Two brothers who mocked a judge on Facebook because she did not send them to prison were later recalled and handed two years each behind bars - for attempting to ‘fool’ the court into thinking they had regretted their crimes.
Just 40 minutes after Daniel Sledden, 27, received a suspended jail term from Judge Beverley Lunt earlier this month, he posted online: “Cannot believe my luck 2 year suspended sentance (sic) beats the 3 year jail yes pal! Beverly [sic] Lunt go suck my ****”.
His brother, Samuel Sledden, 22, wrote: “What a day it's been Burnley crown court! Up ur **** aha nice 2 year suspended...”
The defendants, from Lancashire, were called back to Preston Crown Court for a review of their sentence once the remarks had been brought to the attention of the judge.

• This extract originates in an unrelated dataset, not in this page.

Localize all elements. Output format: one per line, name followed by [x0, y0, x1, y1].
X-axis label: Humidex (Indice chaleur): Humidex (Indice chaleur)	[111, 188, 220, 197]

She had previously heard that they felt remorse for the offences they had committed.
“Each of the posts indicate they have not changed at all,” the judge said.
“They have not taken on board anything or learned any responsibility.”
The Sleddens originally received a two-year jail term, suspended for two years, after they admitted to being involved in the supply of cannabis in 2014.
Both will now serve two years after the suspension was lifted by Judge Lunt.
She said the Facebook posts had contained “offensive and sexual content directed at me as a judge, and also as a woman judge”.
“These were not private entries in a diary,” the judge continued.
“They were placed on Facebook with the intention that others should and would read them, and if they wished, would share them. So it was a limitless audience.
“Their content is clearly indicative of how they really felt about appearing in court for this particular offence.
“Their tenor was boastful and jeering and the only reasonable inference was, they thought they had somehow fooled and misled the court.”
Daniel Sledden’s post was later deleted, but only because he had been advised to do so by his solicitors, she said.
Both brothers had since written letters of apology to Judge Lunt.
Daniel Prowse, defending Samuel Sledden, said the online comments were “ill-conceived, extremely disrespectful and displayed rude ingratitude” but neither demonstrated explicitly that the brothers were not sorry for their crimes.
He added that remorse had not been advanced as a factor in their mitigation and, in that sense, neither had “conned the court”.
Mr Prowse said the comments were made when both were “sufficiently emotionally affected” in the immediate aftermath of escaping an immediate prison term.
Arguing that it was not necessary to revoke the suspended jail terms, he said the subsequent reporting of the case had led to them becoming “national, if not international, figures of ridicule”.
“They, frankly, will never live this down,” said Mr Prowse.